Storm drain markers help public education efforts
A substantial volume of the pollution in our nation's waterways comes from everyday materials like fertilizers, pesticides, motor oil and household chemicals. Rainwater washes these substances from streets, yards and driveways into storm drains. Research studies have shown that the majority of the public believes that the drains lead to wastewater treatment plants when in fact, this non-point source pollution is carried directly to the nearest stream, river, lake, bay and other waterways.
For this reason, educating the public about pollutants contained within storm water runoff is a critical task. One method of accomplishing this goal is to place educational messages directly on the storm drain inlet. This activity is largely done through the efforts of volunteers. In Hillsborough County, Florida, Julia Palaschak of the county's Stormwater Management Section originally used painted stencils for her early public education efforts; however, painting proved time consuming and messy, eventually washing off into the drains and the water source.
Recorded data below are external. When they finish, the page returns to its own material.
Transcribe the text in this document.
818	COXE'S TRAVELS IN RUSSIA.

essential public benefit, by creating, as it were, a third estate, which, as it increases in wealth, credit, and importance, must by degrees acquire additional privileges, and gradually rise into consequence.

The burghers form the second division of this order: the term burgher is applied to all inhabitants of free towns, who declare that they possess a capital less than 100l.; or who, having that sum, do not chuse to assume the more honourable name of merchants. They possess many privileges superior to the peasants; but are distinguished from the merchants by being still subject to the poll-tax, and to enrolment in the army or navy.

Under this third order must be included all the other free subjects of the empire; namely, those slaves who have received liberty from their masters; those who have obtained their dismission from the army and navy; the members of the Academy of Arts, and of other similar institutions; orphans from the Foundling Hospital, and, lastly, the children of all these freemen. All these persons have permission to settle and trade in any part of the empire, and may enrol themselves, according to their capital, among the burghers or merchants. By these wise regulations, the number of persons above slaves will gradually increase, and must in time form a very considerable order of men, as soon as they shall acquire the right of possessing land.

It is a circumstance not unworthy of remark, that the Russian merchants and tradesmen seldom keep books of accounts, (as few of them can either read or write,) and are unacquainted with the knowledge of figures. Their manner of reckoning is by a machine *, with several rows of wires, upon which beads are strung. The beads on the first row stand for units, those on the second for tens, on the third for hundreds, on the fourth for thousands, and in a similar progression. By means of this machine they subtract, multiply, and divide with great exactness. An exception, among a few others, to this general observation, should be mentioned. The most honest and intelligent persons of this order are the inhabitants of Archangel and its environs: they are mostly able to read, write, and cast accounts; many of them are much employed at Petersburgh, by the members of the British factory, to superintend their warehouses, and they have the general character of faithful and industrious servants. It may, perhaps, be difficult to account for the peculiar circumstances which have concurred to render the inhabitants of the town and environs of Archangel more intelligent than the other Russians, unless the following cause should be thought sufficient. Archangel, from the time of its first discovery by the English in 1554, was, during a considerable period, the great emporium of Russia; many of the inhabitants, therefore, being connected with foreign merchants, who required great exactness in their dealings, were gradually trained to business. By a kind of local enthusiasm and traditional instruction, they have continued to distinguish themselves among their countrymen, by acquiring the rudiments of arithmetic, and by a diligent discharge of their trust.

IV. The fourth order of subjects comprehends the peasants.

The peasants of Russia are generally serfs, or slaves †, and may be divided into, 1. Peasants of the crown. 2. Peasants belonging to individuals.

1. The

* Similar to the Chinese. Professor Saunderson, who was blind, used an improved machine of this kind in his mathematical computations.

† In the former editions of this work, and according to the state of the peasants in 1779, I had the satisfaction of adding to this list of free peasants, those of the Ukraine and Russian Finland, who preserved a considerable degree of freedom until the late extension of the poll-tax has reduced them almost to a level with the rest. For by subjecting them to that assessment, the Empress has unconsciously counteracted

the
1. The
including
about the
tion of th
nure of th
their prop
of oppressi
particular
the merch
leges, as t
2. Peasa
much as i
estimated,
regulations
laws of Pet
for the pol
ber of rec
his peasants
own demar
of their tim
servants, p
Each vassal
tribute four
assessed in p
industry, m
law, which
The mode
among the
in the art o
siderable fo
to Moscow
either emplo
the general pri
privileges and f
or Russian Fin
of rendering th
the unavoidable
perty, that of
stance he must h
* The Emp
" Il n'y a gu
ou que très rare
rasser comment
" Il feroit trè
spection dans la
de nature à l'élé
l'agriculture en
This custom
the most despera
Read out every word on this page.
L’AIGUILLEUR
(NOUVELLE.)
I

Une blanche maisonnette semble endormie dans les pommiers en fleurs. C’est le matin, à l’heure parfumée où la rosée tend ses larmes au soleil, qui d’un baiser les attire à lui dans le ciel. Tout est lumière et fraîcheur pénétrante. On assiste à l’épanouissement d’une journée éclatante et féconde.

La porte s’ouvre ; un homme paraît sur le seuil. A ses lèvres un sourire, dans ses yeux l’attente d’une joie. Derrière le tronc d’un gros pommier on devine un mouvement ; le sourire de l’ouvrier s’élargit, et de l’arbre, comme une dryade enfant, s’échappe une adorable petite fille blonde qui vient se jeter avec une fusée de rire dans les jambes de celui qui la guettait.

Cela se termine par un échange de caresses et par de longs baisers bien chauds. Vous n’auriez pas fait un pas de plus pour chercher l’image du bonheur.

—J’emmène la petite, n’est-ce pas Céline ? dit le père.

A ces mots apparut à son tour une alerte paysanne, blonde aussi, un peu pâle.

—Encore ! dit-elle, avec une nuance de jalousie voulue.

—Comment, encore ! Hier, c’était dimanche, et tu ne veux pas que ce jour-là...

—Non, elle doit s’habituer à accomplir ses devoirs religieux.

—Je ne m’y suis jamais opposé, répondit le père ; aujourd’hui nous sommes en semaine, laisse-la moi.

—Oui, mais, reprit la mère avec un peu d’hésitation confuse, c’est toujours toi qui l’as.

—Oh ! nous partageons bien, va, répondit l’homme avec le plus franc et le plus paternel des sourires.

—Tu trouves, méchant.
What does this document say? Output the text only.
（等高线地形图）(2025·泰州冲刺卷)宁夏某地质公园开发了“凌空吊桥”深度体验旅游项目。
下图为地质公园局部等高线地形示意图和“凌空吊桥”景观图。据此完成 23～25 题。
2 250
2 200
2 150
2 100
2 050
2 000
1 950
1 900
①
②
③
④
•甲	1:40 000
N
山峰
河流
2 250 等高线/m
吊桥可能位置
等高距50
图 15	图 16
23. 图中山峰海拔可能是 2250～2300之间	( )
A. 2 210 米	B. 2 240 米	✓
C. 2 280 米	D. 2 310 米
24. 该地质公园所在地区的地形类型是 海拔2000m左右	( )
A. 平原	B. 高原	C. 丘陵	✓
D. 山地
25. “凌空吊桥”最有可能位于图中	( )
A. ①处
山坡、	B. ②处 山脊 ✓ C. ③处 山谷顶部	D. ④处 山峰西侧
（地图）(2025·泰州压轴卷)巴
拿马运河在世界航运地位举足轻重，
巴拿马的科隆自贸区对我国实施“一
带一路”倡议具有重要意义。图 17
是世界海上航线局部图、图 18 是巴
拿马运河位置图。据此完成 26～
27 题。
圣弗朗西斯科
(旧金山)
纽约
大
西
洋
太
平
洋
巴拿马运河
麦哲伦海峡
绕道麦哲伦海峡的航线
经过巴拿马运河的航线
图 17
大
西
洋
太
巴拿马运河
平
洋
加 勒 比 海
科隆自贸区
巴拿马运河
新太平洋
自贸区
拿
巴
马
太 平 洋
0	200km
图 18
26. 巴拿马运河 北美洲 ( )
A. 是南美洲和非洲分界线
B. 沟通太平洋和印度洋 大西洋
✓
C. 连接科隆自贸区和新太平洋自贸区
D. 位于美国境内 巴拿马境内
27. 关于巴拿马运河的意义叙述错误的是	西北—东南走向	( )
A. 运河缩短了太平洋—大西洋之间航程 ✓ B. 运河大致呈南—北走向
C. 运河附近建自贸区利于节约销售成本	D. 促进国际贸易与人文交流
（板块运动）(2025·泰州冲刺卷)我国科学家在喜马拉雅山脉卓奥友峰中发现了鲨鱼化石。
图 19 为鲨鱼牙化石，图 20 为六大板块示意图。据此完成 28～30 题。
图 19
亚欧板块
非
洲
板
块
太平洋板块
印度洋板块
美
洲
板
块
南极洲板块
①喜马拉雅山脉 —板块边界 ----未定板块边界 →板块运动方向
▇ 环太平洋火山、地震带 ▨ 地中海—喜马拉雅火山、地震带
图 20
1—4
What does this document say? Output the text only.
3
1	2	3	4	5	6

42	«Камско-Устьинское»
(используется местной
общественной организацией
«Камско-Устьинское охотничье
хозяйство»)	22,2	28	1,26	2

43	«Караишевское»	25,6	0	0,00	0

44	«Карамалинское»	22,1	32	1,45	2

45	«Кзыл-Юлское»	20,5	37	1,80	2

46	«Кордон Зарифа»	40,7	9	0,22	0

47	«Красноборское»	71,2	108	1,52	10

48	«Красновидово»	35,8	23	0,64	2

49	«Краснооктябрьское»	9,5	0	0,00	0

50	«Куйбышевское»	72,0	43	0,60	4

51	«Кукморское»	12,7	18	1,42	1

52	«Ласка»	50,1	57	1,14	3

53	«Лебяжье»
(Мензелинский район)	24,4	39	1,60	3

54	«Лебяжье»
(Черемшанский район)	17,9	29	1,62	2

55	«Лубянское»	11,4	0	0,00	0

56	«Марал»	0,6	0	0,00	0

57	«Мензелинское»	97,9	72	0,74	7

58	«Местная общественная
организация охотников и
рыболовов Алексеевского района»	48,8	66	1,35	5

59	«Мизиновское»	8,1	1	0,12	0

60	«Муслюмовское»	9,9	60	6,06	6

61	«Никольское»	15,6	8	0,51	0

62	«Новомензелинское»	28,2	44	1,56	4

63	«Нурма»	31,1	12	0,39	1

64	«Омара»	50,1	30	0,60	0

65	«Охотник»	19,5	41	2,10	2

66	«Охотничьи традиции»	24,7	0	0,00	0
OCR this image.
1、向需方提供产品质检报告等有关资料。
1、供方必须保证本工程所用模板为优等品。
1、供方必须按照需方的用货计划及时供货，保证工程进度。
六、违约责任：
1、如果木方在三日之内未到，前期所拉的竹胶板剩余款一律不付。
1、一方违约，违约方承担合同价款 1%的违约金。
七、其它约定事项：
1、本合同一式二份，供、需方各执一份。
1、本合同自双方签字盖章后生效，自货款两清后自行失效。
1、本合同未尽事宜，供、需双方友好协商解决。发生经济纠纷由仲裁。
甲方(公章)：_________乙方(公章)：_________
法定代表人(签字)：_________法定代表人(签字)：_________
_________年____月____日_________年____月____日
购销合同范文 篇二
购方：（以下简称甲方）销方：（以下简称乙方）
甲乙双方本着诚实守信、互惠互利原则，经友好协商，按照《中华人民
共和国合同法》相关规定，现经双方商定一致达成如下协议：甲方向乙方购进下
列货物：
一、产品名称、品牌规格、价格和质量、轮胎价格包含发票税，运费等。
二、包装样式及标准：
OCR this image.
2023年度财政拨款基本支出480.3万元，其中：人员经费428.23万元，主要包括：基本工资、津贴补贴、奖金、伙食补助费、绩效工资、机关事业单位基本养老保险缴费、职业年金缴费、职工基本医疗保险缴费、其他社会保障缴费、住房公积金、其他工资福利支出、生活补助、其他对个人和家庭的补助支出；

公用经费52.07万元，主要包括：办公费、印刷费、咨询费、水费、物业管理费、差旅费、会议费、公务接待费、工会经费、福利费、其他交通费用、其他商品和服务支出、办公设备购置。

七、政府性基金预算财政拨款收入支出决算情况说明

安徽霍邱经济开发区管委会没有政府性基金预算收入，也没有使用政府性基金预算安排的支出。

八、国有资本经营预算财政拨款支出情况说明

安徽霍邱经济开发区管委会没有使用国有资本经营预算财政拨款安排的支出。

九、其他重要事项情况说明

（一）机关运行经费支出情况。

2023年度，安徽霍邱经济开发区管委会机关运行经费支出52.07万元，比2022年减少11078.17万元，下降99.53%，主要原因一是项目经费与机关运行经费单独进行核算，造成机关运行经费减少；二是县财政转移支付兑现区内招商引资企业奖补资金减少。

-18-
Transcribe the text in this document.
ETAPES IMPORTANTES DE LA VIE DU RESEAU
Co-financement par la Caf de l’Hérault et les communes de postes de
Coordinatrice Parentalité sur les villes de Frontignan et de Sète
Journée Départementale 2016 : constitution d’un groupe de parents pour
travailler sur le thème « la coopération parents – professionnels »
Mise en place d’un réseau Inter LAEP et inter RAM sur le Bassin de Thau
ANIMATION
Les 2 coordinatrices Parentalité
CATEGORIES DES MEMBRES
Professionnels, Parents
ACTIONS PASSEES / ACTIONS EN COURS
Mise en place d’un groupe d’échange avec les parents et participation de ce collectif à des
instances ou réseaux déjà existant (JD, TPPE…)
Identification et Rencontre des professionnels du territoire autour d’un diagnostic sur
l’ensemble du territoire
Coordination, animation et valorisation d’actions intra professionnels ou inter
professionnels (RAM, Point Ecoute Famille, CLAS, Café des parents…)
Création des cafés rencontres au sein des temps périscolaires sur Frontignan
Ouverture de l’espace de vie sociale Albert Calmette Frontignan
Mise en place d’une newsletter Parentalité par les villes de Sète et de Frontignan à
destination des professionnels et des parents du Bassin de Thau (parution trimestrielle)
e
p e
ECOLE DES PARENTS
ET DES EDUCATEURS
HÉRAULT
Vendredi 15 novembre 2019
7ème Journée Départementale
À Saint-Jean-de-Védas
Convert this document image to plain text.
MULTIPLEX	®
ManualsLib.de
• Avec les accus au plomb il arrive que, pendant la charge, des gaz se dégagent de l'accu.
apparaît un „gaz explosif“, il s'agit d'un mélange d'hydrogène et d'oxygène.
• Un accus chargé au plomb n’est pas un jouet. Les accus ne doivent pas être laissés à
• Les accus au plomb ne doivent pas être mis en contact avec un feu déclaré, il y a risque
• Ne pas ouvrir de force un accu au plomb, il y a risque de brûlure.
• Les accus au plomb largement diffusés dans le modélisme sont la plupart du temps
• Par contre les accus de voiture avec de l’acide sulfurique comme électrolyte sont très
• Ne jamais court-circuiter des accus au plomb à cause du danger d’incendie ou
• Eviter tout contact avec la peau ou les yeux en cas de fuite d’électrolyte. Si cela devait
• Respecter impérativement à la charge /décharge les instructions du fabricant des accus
After evaluating alternatives to painting, Palaschak chose a marking system made by das Manufacturing Inc. The markers can be permanently affixed to most flat surfaces, including concrete and asphalt, using das adhesive. The markers were easy to use, highly visible and could be manufactured in a variety of shapes, sizes and colors. The company had test data and long-term durability information, as the markers had been in use since 1983. The markers also were ADA-compliant for slip resistance. Although there are different methods of marking, much can be learned from programs and methods that already are being employed successfully.